Physical and Emotional Health
October 2013

“Physical and Emotional Health,” Ensign, Oct. 2013, 9

Teaching For the Strength of Youth

Physical and Emotional Health

For some youth, the failure to apply principles of physical fitness can become a major obstacle to making friends and building self-confidence. Moreover, physical and emotional health are critical but often underdeveloped aspects of preparing to serve a mission. On pages 42–43 of this month’s New Era, Elder Adrián Ochoa of the Seventy discusses how taking care of our bodies can safeguard physical and emotional health. He reminds us to exercise and to obey the Word of Wisdom (see D&C 89) so that we will be healthier and happier. As you help your children learn and apply principles of physical and emotional health, they will be able to increase their self-confidence and prepare for future service.
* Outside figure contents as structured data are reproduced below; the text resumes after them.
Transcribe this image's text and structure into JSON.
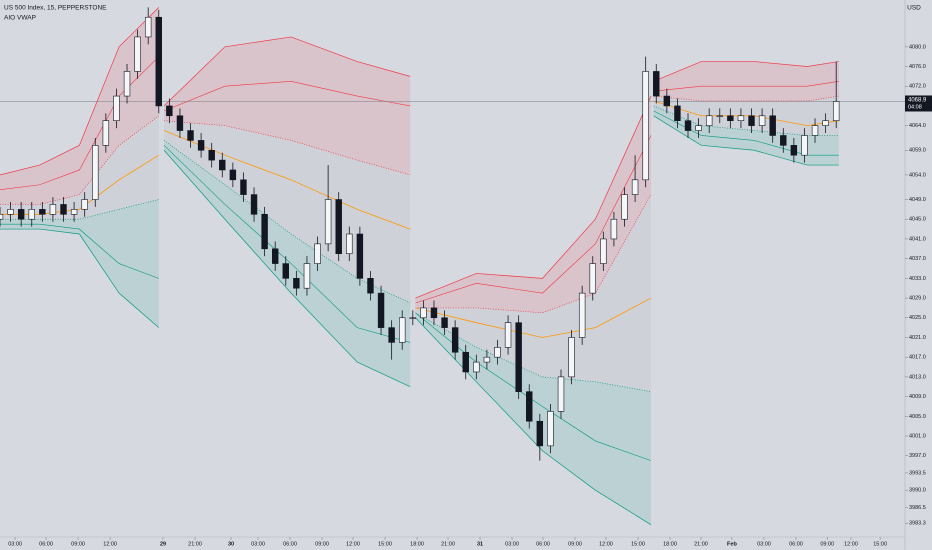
{
  "chart_data": {
    "type": "candlestick",
    "title": "US 500 Index, 15, PEPPERSTONE",
    "indicator": "AIO VWAP",
    "currency": "USD",
    "current_price": 4068.9,
    "countdown": "04:08",
    "up_color": "#f5f6f8",
    "down_color": "#131722",
    "xlim": [
      0,
      342
    ],
    "ylim": [
      3980.5,
      4089.5
    ],
    "x": [
      0,
      4,
      8,
      12,
      16,
      20,
      24,
      28,
      32,
      36,
      40,
      44,
      48,
      52,
      56,
      60,
      64,
      68,
      72,
      76,
      80,
      84,
      88,
      92,
      96,
      100,
      104,
      108,
      112,
      116,
      120,
      124,
      128,
      132,
      136,
      140,
      144,
      148,
      152,
      156,
      160,
      164,
      168,
      172,
      176,
      180,
      184,
      188,
      192,
      196,
      200,
      204,
      208,
      212,
      216,
      220,
      224,
      228,
      232,
      236,
      240,
      244,
      248,
      252,
      256,
      260,
      264,
      268,
      272,
      276,
      280,
      284,
      288,
      292,
      296,
      300,
      304,
      308,
      312,
      316
    ],
    "open": [
      4045,
      4046,
      4047,
      4045,
      4047,
      4046,
      4048,
      4046,
      4047,
      4049,
      4060,
      4065,
      4070,
      4075,
      4082,
      4086,
      4068,
      4066,
      4063,
      4061,
      4059,
      4057,
      4055,
      4053,
      4050,
      4046,
      4039,
      4036,
      4033,
      4031,
      4036,
      4040,
      4049,
      4038,
      4042,
      4033,
      4030,
      4023,
      4020,
      4025,
      4025,
      4027,
      4025,
      4023,
      4018,
      4014,
      4016,
      4017,
      4019,
      4024,
      4010,
      4004,
      3999,
      4006,
      4013,
      4021,
      4030,
      4036,
      4041,
      4045,
      4050,
      4053,
      4075,
      4070,
      4068,
      4065,
      4063,
      4064,
      4066,
      4066,
      4065,
      4066,
      4064,
      4066,
      4062,
      4060,
      4058,
      4062,
      4064,
      4065
    ],
    "high": [
      4047.5,
      4048.5,
      4048.5,
      4048.5,
      4048.5,
      4049.5,
      4049.5,
      4048.5,
      4050.5,
      4061.5,
      4066.5,
      4071.5,
      4076.5,
      4083.5,
      4088,
      4087.5,
      4069.5,
      4067.5,
      4064.5,
      4062.5,
      4060.5,
      4058.5,
      4056.5,
      4054.5,
      4051.5,
      4047.5,
      4040.5,
      4037.5,
      4034.5,
      4037.5,
      4041.5,
      4056,
      4050.5,
      4043.5,
      4043.5,
      4034.5,
      4031.5,
      4024.5,
      4026.5,
      4026.5,
      4028.5,
      4028.5,
      4026.5,
      4024.5,
      4019.5,
      4017.5,
      4018.5,
      4020.5,
      4025.5,
      4025.5,
      4011.5,
      4005.5,
      4007.5,
      4014.5,
      4022.5,
      4031.5,
      4037.5,
      4042.5,
      4046.5,
      4051.5,
      4058,
      4078,
      4076.5,
      4071.5,
      4069.5,
      4066.5,
      4065.5,
      4067.5,
      4067.5,
      4067.5,
      4067.5,
      4067.5,
      4067.5,
      4067.5,
      4063.5,
      4061.5,
      4063.5,
      4065.5,
      4066.5,
      4077
    ],
    "low": [
      4043.5,
      4044.5,
      4043.5,
      4043.5,
      4044.5,
      4044.5,
      4044.5,
      4044.5,
      4045.5,
      4047.5,
      4058.5,
      4063.5,
      4068.5,
      4073.5,
      4080.5,
      4066.5,
      4064.5,
      4061.5,
      4059.5,
      4057.5,
      4055.5,
      4053.5,
      4051.5,
      4048.5,
      4044.5,
      4037.5,
      4034.5,
      4031.5,
      4029.5,
      4029.5,
      4034.5,
      4038.5,
      4036.5,
      4036.5,
      4031.5,
      4028.5,
      4021.5,
      4016.5,
      4018.5,
      4023.5,
      4023.5,
      4023.5,
      4021.5,
      4016.5,
      4012.5,
      4012.5,
      4014.5,
      4015.5,
      4017.5,
      4008.5,
      4002.5,
      3996,
      3997.5,
      4004.5,
      4011.5,
      4019.5,
      4028.5,
      4034.5,
      4039.5,
      4043.5,
      4048.5,
      4051.5,
      4068.5,
      4066.5,
      4063.5,
      4061.5,
      4061.5,
      4062.5,
      4064.5,
      4063.5,
      4063.5,
      4062.5,
      4062.5,
      4060.5,
      4058.5,
      4056.5,
      4056.5,
      4060.5,
      4062.5,
      4063.5
    ],
    "close": [
      4046,
      4047,
      4045,
      4047,
      4046,
      4048,
      4046,
      4047,
      4049,
      4060,
      4065,
      4070,
      4075,
      4082,
      4086,
      4068,
      4066,
      4063,
      4061,
      4059,
      4057,
      4055,
      4053,
      4050,
      4046,
      4039,
      4036,
      4033,
      4031,
      4036,
      4040,
      4049,
      4038,
      4042,
      4033,
      4030,
      4023,
      4020,
      4025,
      4025,
      4027,
      4025,
      4023,
      4018,
      4014,
      4016,
      4017,
      4019,
      4024,
      4010,
      4004,
      3999,
      4006,
      4013,
      4021,
      4030,
      4036,
      4041,
      4045,
      4050,
      4053,
      4075,
      4070,
      4068,
      4065,
      4063,
      4064,
      4066,
      4066,
      4065,
      4066,
      4064,
      4066,
      4062,
      4060,
      4058,
      4062,
      4064,
      4065,
      4068.9
    ],
    "band_colors": {
      "upper": "#f23645",
      "vwap": "#ff9800",
      "lower": "#089981"
    },
    "bands": [
      {
        "x": [
          0,
          15,
          30,
          45,
          60
        ],
        "upper2": [
          4054,
          4056,
          4060,
          4080,
          4088
        ],
        "upper1": [
          4051,
          4052,
          4055,
          4070,
          4078
        ],
        "upper_dot": [
          4048,
          4048,
          4050,
          4060,
          4066
        ],
        "vwap": [
          4046,
          4046,
          4047,
          4053,
          4058
        ],
        "lower_dot": [
          4045,
          4045,
          4045,
          4047,
          4049
        ],
        "lower1": [
          4044,
          4044,
          4043,
          4036,
          4033
        ],
        "lower2": [
          4043,
          4043,
          4042,
          4030,
          4023
        ]
      },
      {
        "x": [
          62,
          85,
          110,
          135,
          155
        ],
        "upper2": [
          4068,
          4080,
          4082,
          4077,
          4074
        ],
        "upper1": [
          4067,
          4072,
          4073,
          4070,
          4068
        ],
        "upper_dot": [
          4065,
          4064,
          4061,
          4057,
          4054
        ],
        "vwap": [
          4063,
          4058,
          4053,
          4047,
          4043
        ],
        "lower_dot": [
          4061,
          4052,
          4042,
          4033,
          4028
        ],
        "lower1": [
          4060,
          4048,
          4036,
          4023,
          4020
        ],
        "lower2": [
          4059,
          4045,
          4030,
          4016,
          4011
        ]
      },
      {
        "x": [
          157,
          180,
          205,
          225,
          246
        ],
        "upper2": [
          4029,
          4034,
          4033,
          4045,
          4070
        ],
        "upper1": [
          4028,
          4032,
          4030,
          4040,
          4062
        ],
        "upper_dot": [
          4027,
          4027,
          4026,
          4030,
          4050
        ],
        "vwap": [
          4027,
          4024,
          4021,
          4023,
          4029
        ],
        "lower_dot": [
          4026,
          4019,
          4013,
          4012,
          4010
        ],
        "lower1": [
          4026,
          4016,
          4007,
          4000,
          3996
        ],
        "lower2": [
          4025,
          4012,
          3998,
          3990,
          3983
        ]
      },
      {
        "x": [
          247,
          265,
          285,
          305,
          317
        ],
        "upper2": [
          4073,
          4077,
          4077,
          4076,
          4077
        ],
        "upper1": [
          4071,
          4072,
          4072,
          4072,
          4073
        ],
        "upper_dot": [
          4070,
          4069,
          4069,
          4069,
          4070
        ],
        "vwap": [
          4069,
          4066,
          4066,
          4064,
          4065
        ],
        "lower_dot": [
          4068,
          4064,
          4063,
          4062,
          4062
        ],
        "lower1": [
          4067,
          4062,
          4061,
          4058,
          4058
        ],
        "lower2": [
          4066,
          4060,
          4059,
          4056,
          4056
        ]
      }
    ],
    "yticks": [
      {
        "value": 4080,
        "label": "4080.0"
      },
      {
        "value": 4076,
        "label": "4076.0"
      },
      {
        "value": 4072,
        "label": "4072.0"
      },
      {
        "value": 4064,
        "label": "4064.0"
      },
      {
        "value": 4059,
        "label": "4059.0"
      },
      {
        "value": 4054,
        "label": "4054.0"
      },
      {
        "value": 4049,
        "label": "4049.0"
      },
      {
        "value": 4045,
        "label": "4045.0"
      },
      {
        "value": 4041,
        "label": "4041.0"
      },
      {
        "value": 4037,
        "label": "4037.0"
      },
      {
        "value": 4033,
        "label": "4033.0"
      },
      {
        "value": 4029,
        "label": "4029.0"
      },
      {
        "value": 4025,
        "label": "4025.0"
      },
      {
        "value": 4021,
        "label": "4021.0"
      },
      {
        "value": 4017,
        "label": "4017.0"
      },
      {
        "value": 4013,
        "label": "4013.0"
      },
      {
        "value": 4009,
        "label": "4009.0"
      },
      {
        "value": 4005,
        "label": "4005.0"
      },
      {
        "value": 4001,
        "label": "4001.0"
      },
      {
        "value": 3997,
        "label": "3997.0"
      },
      3993.5,
      {
        "value": 3990,
        "label": "3990.0"
      },
      3986.5,
      3983.3
    ],
    "xticks": [
      {
        "value": 5.7,
        "label": "03:00"
      },
      {
        "value": 17.4,
        "label": "06:00"
      },
      {
        "value": 29.5,
        "label": "09:00"
      },
      {
        "value": 41.6,
        "label": "12:00"
      },
      {
        "value": 61.6,
        "label": "29"
      },
      {
        "value": 73.7,
        "label": "21:00"
      },
      {
        "value": 87.3,
        "label": "30"
      },
      {
        "value": 97.5,
        "label": "03:00"
      },
      {
        "value": 109.6,
        "label": "06:00"
      },
      {
        "value": 121.7,
        "label": "09:00"
      },
      {
        "value": 133.4,
        "label": "12:00"
      },
      {
        "value": 145.5,
        "label": "15:00"
      },
      {
        "value": 157.6,
        "label": "18:00"
      },
      {
        "value": 169.3,
        "label": "21:00"
      },
      {
        "value": 181.4,
        "label": "31"
      },
      {
        "value": 193.5,
        "label": "03:00"
      },
      {
        "value": 205.2,
        "label": "06:00"
      },
      {
        "value": 217.3,
        "label": "09:00"
      },
      {
        "value": 229,
        "label": "12:00"
      },
      {
        "value": 241.1,
        "label": "15:00"
      },
      {
        "value": 253.2,
        "label": "18:00"
      },
      {
        "value": 264.9,
        "label": "21:00"
      },
      {
        "value": 276.6,
        "label": "Feb"
      },
      {
        "value": 288.7,
        "label": "03:00"
      },
      {
        "value": 300.8,
        "label": "06:00"
      },
      {
        "value": 312.6,
        "label": "09:00"
      },
      {
        "value": 321.6,
        "label": "12:00"
      },
      {
        "value": 332.6,
        "label": "15:00"
      }
    ]
  }
}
As Elder Ochoa says: “Taking care of your body also blesses your mind and helps you to remember that you are a child of God and can be confident and happy. Our emotional, physical, and spiritual sides are all linked together.”

Suggestions for Teaching Youth

  • Read Elder Ochoa’s article together and develop a family exercise plan with specific, realistic fitness goals.

  • With your teenage children, read the section on physical and emotional health in For the Strength of Youth (pages 25–27). Discuss what it means to be healthy emotionally.

  • Sing “Though Deepening Trials” (Hymns, no. 122) together and discuss what the resurrection teaches us about the importance of our physical bodies.

  • Study the scriptures listed with this article and discuss what they teach about physical and emotional health.

Suggestions for Teaching Children

  • Show your child a picture of a temple. Discuss what it means when the Apostle Paul teaches that our bodies are “the temple of the Holy Ghost” (1 Corinthians 6:19) and how this knowledge can help us take care of our bodies and minds.

  • Make a list of wholesome recreational activities that your child would like to do as a family. Then create a plan for how to make these activities a part of family life.

  • Discuss ways to understand and manage emotions, including anger or sadness. Sing “If You’re Happy” (Children’s Songbook, 266), “I’m Trying to Be like Jesus” (Children’s Songbook, 78), or another song about emotions and making good choices.